- Origin: Austin, Texas, U.S.
- Genres: Heavy metal
- Years active: 2003–present
- Labels: Cruz del Sur Music Heavy Artillery MVD Entertainment
- Members: Jason McMaster Stuart Laurence Beverly Barrington Brendon Bigelow Pat Doyle
- Past members: Erika Tandy Annah Moore
- Website: myspace/ignitor

= Ignitor (band) =

Ignitor is an American heavy metal band based in Austin, Texas.

== History ==
Ignitor was formed in 2003 by Erika Tandy (ex-Autumn Tears, vocals), Stuart Laurence Batlord (lead guitar, ex-Agony Column), Pat Doyle (ex-Offenders, ex-Pocket Fishrmen, drums), Beverly Barrington (ex-T.A.N.G., rhythm guitar), and Brendon Bigelow (ex-Death Of Millions, ex-T.A.N.G., bass guitar). In the spring of 2006, Beverly Barrigton left the band and was replaced with Annah Moore (ex-Boneglove, ex-Red Volution). The band has been compared to early NWOBHM acts, such as Judas Priest and Iron Maiden. In July 2005, the Austin Chronicle listed Erika Tandy number one in a list of top ten frontmen in Austin music.

In late 2007, Erika and guitarist Annah left the band for personal reasons.

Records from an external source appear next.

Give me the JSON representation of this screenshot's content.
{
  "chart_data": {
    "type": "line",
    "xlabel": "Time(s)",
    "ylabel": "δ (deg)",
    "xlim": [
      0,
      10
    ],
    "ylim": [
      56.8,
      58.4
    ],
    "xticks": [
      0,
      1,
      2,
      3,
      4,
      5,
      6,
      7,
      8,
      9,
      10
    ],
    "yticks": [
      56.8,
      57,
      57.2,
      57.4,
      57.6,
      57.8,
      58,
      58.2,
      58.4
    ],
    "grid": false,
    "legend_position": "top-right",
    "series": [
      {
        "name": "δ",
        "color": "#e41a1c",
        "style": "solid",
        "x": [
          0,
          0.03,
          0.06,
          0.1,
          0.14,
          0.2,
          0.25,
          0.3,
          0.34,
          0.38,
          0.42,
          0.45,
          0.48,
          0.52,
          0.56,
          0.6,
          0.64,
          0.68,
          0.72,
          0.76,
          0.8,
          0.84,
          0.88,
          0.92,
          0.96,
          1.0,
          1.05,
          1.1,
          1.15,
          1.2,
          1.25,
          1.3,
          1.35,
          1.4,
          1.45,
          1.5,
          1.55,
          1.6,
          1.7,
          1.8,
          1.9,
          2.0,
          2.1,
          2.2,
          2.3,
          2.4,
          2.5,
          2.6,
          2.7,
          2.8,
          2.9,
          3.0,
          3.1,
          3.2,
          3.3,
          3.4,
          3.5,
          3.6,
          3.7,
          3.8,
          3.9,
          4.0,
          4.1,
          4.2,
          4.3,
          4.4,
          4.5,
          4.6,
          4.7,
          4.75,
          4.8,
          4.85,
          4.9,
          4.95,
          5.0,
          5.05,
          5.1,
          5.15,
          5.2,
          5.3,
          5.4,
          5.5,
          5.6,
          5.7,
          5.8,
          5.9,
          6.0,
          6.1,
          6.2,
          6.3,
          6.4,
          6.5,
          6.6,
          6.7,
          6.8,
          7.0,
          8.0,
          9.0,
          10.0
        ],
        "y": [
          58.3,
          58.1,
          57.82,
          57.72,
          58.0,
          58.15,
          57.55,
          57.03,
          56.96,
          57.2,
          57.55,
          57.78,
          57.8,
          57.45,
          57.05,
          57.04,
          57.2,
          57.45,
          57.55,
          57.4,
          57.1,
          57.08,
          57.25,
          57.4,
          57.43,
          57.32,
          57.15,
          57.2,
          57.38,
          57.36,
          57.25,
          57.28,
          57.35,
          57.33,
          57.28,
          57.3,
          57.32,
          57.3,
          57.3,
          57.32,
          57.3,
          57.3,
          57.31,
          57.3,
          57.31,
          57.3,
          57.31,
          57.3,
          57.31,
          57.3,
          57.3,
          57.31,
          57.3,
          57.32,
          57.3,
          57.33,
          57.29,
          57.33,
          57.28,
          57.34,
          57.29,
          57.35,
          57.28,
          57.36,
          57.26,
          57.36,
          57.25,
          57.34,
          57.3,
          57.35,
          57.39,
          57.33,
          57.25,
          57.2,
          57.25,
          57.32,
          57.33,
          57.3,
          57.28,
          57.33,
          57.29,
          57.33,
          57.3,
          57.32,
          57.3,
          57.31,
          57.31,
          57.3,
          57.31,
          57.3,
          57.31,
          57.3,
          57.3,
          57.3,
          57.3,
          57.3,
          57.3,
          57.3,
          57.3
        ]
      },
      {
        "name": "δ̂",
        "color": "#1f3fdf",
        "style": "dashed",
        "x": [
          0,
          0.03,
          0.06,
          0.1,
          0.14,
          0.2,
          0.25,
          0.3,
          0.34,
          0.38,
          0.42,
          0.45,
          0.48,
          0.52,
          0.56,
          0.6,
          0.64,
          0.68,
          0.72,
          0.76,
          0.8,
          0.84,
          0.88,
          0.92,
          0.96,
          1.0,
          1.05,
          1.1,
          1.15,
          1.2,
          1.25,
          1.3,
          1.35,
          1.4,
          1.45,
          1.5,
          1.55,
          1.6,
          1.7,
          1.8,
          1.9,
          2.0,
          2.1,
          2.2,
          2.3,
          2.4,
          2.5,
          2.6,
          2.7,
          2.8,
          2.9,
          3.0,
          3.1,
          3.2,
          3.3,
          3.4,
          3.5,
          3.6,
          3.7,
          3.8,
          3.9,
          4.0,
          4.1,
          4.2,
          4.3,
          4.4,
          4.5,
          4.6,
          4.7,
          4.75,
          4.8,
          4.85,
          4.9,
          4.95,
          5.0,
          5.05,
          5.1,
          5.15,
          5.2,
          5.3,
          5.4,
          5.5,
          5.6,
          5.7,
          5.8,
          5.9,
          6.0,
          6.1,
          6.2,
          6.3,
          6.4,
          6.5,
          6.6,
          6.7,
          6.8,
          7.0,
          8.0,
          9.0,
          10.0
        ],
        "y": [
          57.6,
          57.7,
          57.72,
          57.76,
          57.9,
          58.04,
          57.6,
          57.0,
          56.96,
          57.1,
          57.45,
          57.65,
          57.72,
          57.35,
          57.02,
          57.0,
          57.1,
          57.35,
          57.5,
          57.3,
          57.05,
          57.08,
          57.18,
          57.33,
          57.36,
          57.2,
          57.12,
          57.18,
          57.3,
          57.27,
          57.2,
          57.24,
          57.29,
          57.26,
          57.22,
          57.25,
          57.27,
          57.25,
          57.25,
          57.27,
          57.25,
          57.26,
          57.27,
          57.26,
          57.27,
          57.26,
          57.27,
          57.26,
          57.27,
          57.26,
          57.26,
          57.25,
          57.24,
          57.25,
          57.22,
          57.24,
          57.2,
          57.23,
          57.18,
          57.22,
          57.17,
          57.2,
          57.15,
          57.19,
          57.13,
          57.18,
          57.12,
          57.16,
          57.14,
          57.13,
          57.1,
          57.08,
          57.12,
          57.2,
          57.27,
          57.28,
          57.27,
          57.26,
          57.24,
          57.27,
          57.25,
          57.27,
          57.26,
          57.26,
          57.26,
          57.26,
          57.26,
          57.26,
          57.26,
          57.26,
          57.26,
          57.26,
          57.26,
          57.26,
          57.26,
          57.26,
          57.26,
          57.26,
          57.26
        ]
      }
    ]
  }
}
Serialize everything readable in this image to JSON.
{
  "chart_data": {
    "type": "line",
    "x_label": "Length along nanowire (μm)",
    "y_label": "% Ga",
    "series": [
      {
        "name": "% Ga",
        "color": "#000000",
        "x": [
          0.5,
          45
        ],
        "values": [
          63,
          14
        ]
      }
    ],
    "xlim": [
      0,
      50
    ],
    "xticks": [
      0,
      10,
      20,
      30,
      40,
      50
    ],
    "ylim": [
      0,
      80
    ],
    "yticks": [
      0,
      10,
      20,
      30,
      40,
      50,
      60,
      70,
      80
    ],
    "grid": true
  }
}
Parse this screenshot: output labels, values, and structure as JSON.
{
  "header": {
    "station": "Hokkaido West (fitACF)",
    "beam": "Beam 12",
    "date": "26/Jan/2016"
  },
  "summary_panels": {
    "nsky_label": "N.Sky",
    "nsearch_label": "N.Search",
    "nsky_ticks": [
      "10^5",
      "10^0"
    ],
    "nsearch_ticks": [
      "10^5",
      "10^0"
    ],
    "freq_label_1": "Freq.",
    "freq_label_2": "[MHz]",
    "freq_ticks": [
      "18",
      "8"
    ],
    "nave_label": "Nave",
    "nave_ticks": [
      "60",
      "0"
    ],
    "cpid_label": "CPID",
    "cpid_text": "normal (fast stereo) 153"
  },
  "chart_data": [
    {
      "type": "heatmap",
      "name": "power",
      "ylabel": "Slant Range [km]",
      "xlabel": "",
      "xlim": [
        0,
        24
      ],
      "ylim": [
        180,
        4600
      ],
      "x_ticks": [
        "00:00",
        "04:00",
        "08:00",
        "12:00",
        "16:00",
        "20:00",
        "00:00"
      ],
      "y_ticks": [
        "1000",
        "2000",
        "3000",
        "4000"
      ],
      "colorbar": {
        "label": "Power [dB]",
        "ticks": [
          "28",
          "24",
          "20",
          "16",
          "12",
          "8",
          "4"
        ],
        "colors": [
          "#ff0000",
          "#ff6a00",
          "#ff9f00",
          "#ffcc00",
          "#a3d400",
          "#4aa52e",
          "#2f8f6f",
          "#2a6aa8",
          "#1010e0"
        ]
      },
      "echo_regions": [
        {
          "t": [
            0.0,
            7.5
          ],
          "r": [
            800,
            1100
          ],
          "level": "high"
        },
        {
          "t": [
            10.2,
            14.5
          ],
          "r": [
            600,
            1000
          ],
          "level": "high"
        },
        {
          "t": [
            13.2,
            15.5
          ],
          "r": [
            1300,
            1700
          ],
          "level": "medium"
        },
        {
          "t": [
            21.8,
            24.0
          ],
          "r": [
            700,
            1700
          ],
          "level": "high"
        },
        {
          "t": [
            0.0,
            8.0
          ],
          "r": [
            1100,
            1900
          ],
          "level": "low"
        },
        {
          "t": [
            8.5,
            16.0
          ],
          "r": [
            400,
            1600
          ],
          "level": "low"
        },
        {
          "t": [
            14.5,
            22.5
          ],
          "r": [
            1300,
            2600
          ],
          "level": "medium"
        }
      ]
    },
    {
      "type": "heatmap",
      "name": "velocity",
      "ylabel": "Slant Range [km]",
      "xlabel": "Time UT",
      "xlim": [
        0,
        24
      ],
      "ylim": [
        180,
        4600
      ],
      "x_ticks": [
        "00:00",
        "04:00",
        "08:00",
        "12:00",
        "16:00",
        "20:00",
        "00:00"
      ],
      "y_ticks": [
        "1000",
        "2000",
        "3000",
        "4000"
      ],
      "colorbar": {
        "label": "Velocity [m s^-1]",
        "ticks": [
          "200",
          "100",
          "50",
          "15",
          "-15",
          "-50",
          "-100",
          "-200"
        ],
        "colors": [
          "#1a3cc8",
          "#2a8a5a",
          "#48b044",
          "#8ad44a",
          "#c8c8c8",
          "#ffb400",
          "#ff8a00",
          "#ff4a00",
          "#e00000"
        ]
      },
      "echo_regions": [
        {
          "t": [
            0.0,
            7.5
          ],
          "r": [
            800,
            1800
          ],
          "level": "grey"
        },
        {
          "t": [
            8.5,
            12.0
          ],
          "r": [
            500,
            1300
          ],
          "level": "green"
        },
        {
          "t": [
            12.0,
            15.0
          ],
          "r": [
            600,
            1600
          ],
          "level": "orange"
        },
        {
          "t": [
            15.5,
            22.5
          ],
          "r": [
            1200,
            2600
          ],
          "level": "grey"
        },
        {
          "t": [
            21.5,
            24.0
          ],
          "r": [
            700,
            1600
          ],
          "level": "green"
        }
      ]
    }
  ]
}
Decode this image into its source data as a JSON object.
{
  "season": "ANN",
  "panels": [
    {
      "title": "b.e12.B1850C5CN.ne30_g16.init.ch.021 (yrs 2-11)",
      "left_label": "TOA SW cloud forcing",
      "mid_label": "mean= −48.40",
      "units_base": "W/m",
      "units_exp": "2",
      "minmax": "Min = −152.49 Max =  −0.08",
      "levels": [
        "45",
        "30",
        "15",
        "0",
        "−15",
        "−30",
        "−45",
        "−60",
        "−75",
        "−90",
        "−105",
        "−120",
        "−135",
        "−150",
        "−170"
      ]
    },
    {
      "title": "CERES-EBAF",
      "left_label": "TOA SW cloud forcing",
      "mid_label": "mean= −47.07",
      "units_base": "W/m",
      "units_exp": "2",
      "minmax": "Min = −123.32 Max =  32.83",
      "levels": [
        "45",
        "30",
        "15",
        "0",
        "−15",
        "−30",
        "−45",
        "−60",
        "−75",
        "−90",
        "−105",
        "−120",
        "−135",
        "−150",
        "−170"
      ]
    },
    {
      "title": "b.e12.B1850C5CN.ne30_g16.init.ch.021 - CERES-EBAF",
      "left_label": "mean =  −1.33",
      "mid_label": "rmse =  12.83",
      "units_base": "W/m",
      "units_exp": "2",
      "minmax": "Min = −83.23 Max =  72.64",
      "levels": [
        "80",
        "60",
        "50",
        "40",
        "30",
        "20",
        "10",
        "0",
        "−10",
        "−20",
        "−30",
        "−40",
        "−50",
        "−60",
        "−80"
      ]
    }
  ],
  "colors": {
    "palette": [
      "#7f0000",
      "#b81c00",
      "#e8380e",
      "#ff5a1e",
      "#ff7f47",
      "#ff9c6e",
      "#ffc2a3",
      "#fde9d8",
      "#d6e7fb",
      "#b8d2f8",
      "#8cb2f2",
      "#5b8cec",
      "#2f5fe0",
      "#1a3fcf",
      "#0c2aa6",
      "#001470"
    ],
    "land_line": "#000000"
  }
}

Founding member Beverly Barrigton was asked to rejoin the band and in October 2008. Then the band scored a coup de grace by recruiting legendary metal frontman Jason McMaster (Watchtower, Dangerous Toys) as lead vocalist, and recorded their second full-length album entitled The Spider Queen in 2009, and their third, "Year of the Metal Tiger" in 2012.

== Discography ==
- Take to the Sky (2004) self-released
- Road of Bones (2007) Cruz del Sur Music
- The Spider Queen (2009) Cruz del Sur Music/Heavy Artillery
- Year of the Metal Tiger (2012) MVD Entertainment
- Horns and Hammers (2024) Metal on Metal Records

A further limited run of Take to the Sky was produced on vinyl LP by Dies Irae Records of Brazil in 2005, which featured two additional tracks.

A further limited run of Road of Bones was produced on vinyl by High Roller Records of Germany in 2007 which was accompanied by a bonus single featuring two more tracks.